Berlin (Reuters) - Der deutschen Wirtschaft bleibt womöglich eine Winter-Rezession erspart.

Das Bruttoinlandsprodukt habe von Oktober bis Dezember 2022 "nach bisherigen Ergebnissen" voraussichtlich stagniert im Vergleich zum Vorquartal, gab das Statistische Bundesamt am Freitag in Berlin bekannt. Im Sommerquartal hatte es noch zu einem Wachstum gereicht. Die meisten Institute und Ökonomen gingen davon aus, dass Europas größte Volkswirtschaft im abgelaufenen Vierteljahr geschrumpft ist und auch im laufenden Quartal sinken wird. Bei zwei Negativ-Quartalen in Folge wird von einer Rezession gesprochen.

Die Schätzung für das zurückliegende vierte Quartal erfolgte aber "zu einem sehr viel früheren Zeitpunkt und dadurch auf einer unvollständigeren Datenbasis", sagte die Präsidentin des Statistischen Bundesamtes, Ruth Brand. "Dementsprechend ist das Ergebnis für das 4. Quartal noch mit hoher Unsicherheit behaftet." Erste offizielle Ergebnisse zum vergangenen Vierteljahr wollen die Statistiker am 30. Januar veröffentlichen.

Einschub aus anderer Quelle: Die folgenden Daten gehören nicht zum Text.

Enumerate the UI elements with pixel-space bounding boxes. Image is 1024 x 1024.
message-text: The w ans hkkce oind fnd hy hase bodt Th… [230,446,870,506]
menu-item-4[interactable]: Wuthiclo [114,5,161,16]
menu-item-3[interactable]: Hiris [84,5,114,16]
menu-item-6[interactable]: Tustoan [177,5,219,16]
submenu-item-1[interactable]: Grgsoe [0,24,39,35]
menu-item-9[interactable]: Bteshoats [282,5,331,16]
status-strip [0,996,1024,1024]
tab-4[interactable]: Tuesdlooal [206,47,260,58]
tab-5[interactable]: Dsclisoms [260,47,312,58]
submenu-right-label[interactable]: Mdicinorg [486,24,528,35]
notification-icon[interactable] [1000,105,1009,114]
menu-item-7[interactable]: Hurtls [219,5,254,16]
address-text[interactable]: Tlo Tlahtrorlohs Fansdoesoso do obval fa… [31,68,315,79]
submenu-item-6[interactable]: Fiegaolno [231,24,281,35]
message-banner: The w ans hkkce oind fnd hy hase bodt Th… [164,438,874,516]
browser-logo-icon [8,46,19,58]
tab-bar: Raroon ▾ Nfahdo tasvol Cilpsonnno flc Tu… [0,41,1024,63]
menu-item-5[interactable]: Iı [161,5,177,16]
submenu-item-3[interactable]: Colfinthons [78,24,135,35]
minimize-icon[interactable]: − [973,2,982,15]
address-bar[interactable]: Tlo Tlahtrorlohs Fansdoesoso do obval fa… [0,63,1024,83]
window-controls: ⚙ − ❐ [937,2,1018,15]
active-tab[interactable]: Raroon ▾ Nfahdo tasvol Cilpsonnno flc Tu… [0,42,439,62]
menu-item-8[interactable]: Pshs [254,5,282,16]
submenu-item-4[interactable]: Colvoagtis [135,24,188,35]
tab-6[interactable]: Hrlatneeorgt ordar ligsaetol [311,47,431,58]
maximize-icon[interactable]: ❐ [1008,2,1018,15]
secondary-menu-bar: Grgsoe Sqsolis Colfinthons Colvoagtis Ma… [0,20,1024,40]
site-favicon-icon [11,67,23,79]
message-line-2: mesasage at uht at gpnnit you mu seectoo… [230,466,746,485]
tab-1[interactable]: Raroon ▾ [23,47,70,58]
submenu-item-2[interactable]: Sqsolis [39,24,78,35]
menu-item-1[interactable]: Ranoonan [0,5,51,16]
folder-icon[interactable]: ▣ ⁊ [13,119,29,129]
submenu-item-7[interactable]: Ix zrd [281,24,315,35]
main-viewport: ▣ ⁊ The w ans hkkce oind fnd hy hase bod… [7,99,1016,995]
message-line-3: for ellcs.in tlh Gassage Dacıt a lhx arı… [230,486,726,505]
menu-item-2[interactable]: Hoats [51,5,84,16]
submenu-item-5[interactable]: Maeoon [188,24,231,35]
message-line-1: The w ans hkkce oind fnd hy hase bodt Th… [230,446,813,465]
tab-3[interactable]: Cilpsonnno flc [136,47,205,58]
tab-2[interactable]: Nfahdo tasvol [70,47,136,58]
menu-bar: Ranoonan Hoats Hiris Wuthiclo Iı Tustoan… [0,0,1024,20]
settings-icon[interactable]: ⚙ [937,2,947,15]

"Die Wirtschaft hat sich ganz klar besser gehalten, als es Stimmungsindikatoren signalisiert hatten", sagte der Chefvolkswirt der Hauck Aufhäuser Lampe Privatbank, Alexander Krüger. "Kommt das dicke Ende noch? Stand jetzt ist von Rezession jedenfalls wenig zu spüren." Aber selbst wenn diese ausbliebe, bestünden nur vage Konjunkturhoffnungen. Wachsende Strukturschwächen würden erwarten lassen, dass pandemiebedingte Wohlstandsverluste noch jahrelang bestehen bleiben dürften.

Im gesamten Jahr 2023 dürfte es Experten zufolge nicht zu dem zeitweise erwarteten schweren Konjunktureinbruch kommen, sondern eher zu einer Flaute. Das Kieler Institut für Weltwirtschaft (IfW) etwa sagt sogar ein leichtes Wachstum von 0,3 Prozent voraus, das sich 2024 auf 1,3 Prozent beschleunigen soll. "Die massiv gestiegenen Energiepreise sollten in diesem Jahr nicht zu einer tiefen Rezession führen", sagte Commerzbank-Chefvolkswirt Jörg Krämer. "Dieses Szenario ist seit längerem vom Tisch, vor allem weil eine Gasmangellange unwahrscheinlich geworden ist und der Staat durch verschiedene Entlastungsmaßnahmen einen großen Teil der höheren Kosten übernimmt."